O episódio foi levado à direção da Cásper Líbero pelo coletivo de alunos Africásper. Nesta semana, a faculdade demitiu a professora, que não teve o nome divulgado. “Após analisar os apontamentos relatados pelo corpo discente e ouvir as partes envolvidas, a Faculdade Cásper Líbero optou pelo desligamento do docente por uso de expressões e atitudes inadequadas. A Faculdade reforça que repudia qualquer atitude de conotação discriminatória e preconceituosa, seja no espaço público ou privado”, afirmou a direção da faculdade, em nota divulgada nesta quinta-feira.
‘Um lugar que não é seu’
Episódios como esse têm se mostrado comuns no ambiente universitário, revelando o racismo dos mais escolarizados. Segundo dados obtidos pelo G1junto à Secretaria Estadual da Segurança Pública de São Pau lo, o estado registrou, entre 2016 e 2017, um caso de injúria racial em instituições de ensino a cada cinco dias.
O problema demora a ser percebido porque “parte da população entende que isso não deveria acontecer, porque o universo é composto por pessoas de nível de escolaridade mais elevado”, segundo Jefferson Mariano, doutor em desenvolvimento econômico, analista socioeconômico do IBGE (Instituto Brasileiro de Geografia e Estatística), professor universitário e homem negro.

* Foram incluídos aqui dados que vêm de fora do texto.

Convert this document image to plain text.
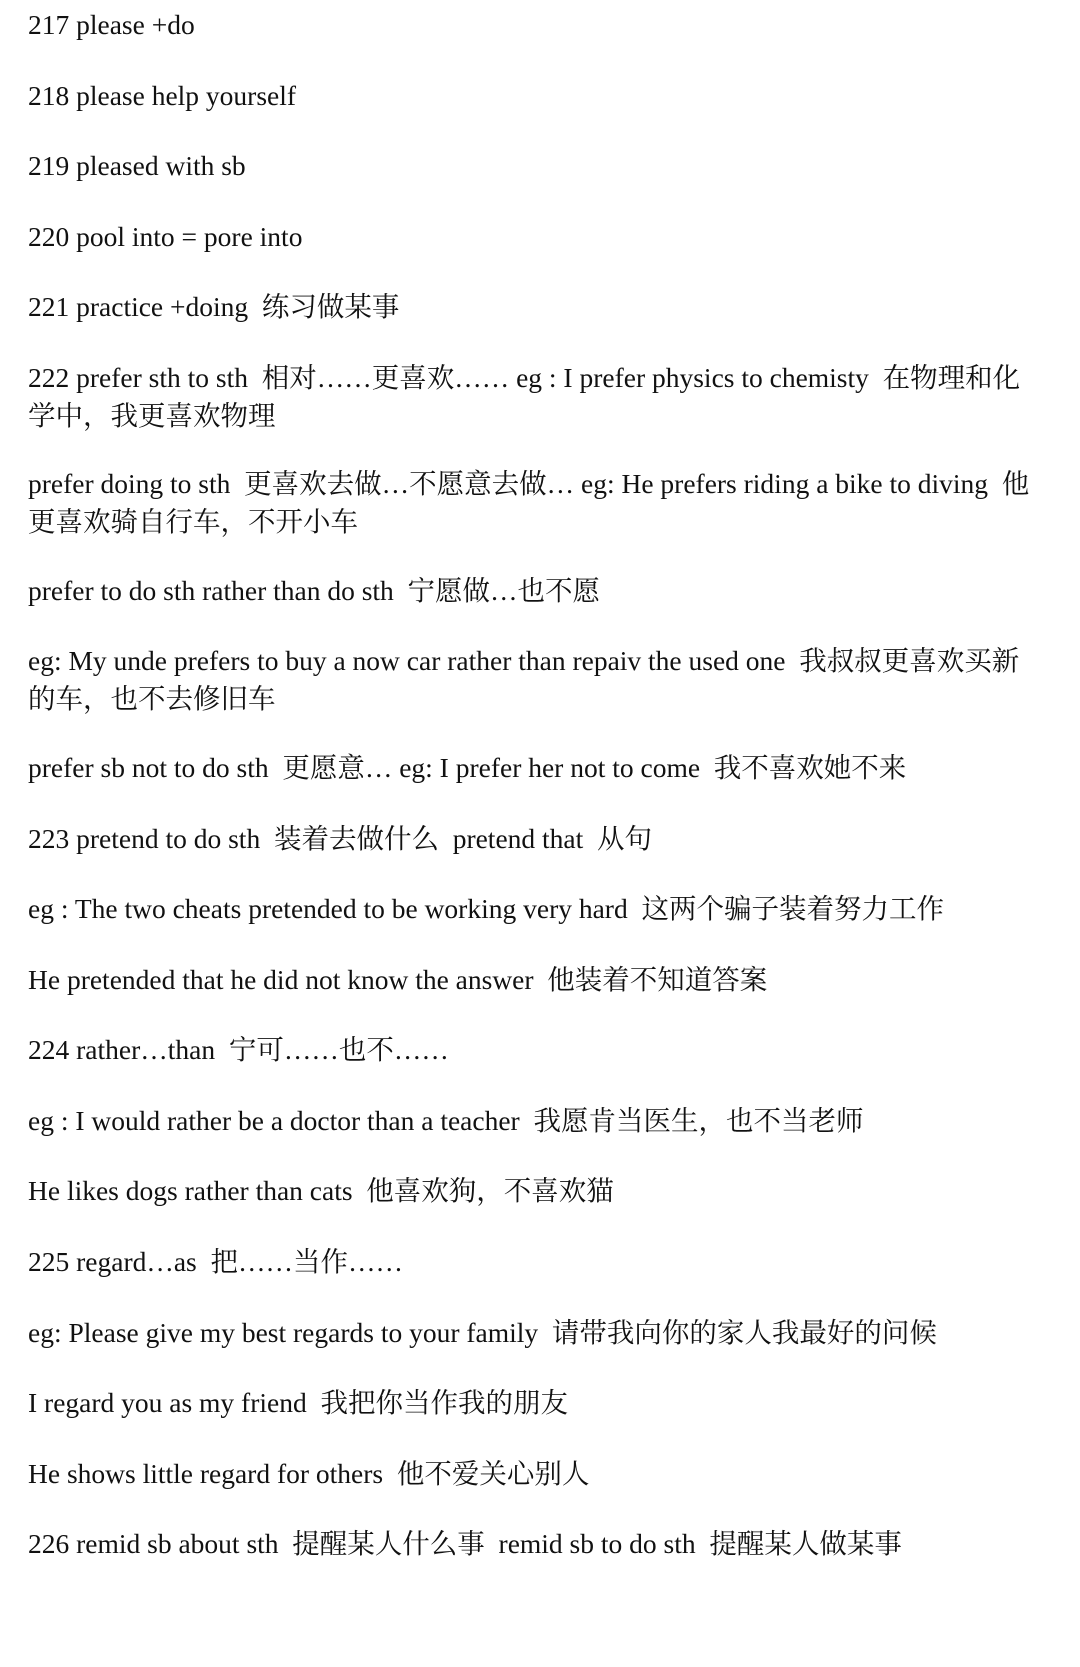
217 please +do
218 please help yourself
219 pleased with sb
220 pool into = pore into
221 practice +doing  练习做某事
222 prefer sth to sth  相对……更喜欢…… eg : I prefer physics to chemisty  在物理和化学中，我更喜欢物理
prefer doing to sth  更喜欢去做…不愿意去做… eg: He prefers riding a bike to diving  他更喜欢骑自行车，不开小车
prefer to do sth rather than do sth  宁愿做…也不愿
eg: My unde prefers to buy a now car rather than repaiv the used one  我叔叔更喜欢买新的车，也不去修旧车
prefer sb not to do sth  更愿意… eg: I prefer her not to come  我不喜欢她不来
223 pretend to do sth  装着去做什么  pretend that  从句
eg : The two cheats pretended to be working very hard  这两个骗子装着努力工作
He pretended that he did not know the answer  他装着不知道答案
224 rather…than  宁可……也不……
eg : I would rather be a doctor than a teacher  我愿肯当医生，也不当老师
He likes dogs rather than cats  他喜欢狗，不喜欢猫
225 regard…as  把……当作……
eg: Please give my best regards to your family  请带我向你的家人我最好的问候
I regard you as my friend  我把你当作我的朋友
He shows little regard for others  他不爱关心别人
226 remid sb about sth  提醒某人什么事  remid sb to do sth  提醒某人做某事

Porém, com o ingresso de mais jovens negros nas universidades e faculdades — de acordo com o Ministério da Educação, desde que a política de cotas virou lei, em 2012, 150.000 estudantes negros ingressaram em entidades de ensino superior no País entre 2013 e 2015 —, a busca dos brancos por defenderem privilégios de raça se torna mais explícito. Na cabeça de muitas pessoas, segundo Mariano, “o negro passa a ocupar um lugar que não é seu”.
Mariano lembra que, no início da carreira, enfrentou casos explícitos de preconceito. “Lecionei no interior de São Paulo em cursos de Administração e já cheguei ouvir afirmações racistas de alunos, foi uma situação bastante complicada. Em turmas de economia, muitos alunos achavam que não havia o menor sentido discutir inserção do negro no mercado de trabalho, por exemplo”, conta. “No meu mestrado tive um problema sério. No fim do curso, uma das minhas notas sumiu. O professor errou, mas foi à secretaria questionar a minha índole. A minha sorte é que a secretária localizou meus trabalhos nos arquivos. O professor não se desculpou.”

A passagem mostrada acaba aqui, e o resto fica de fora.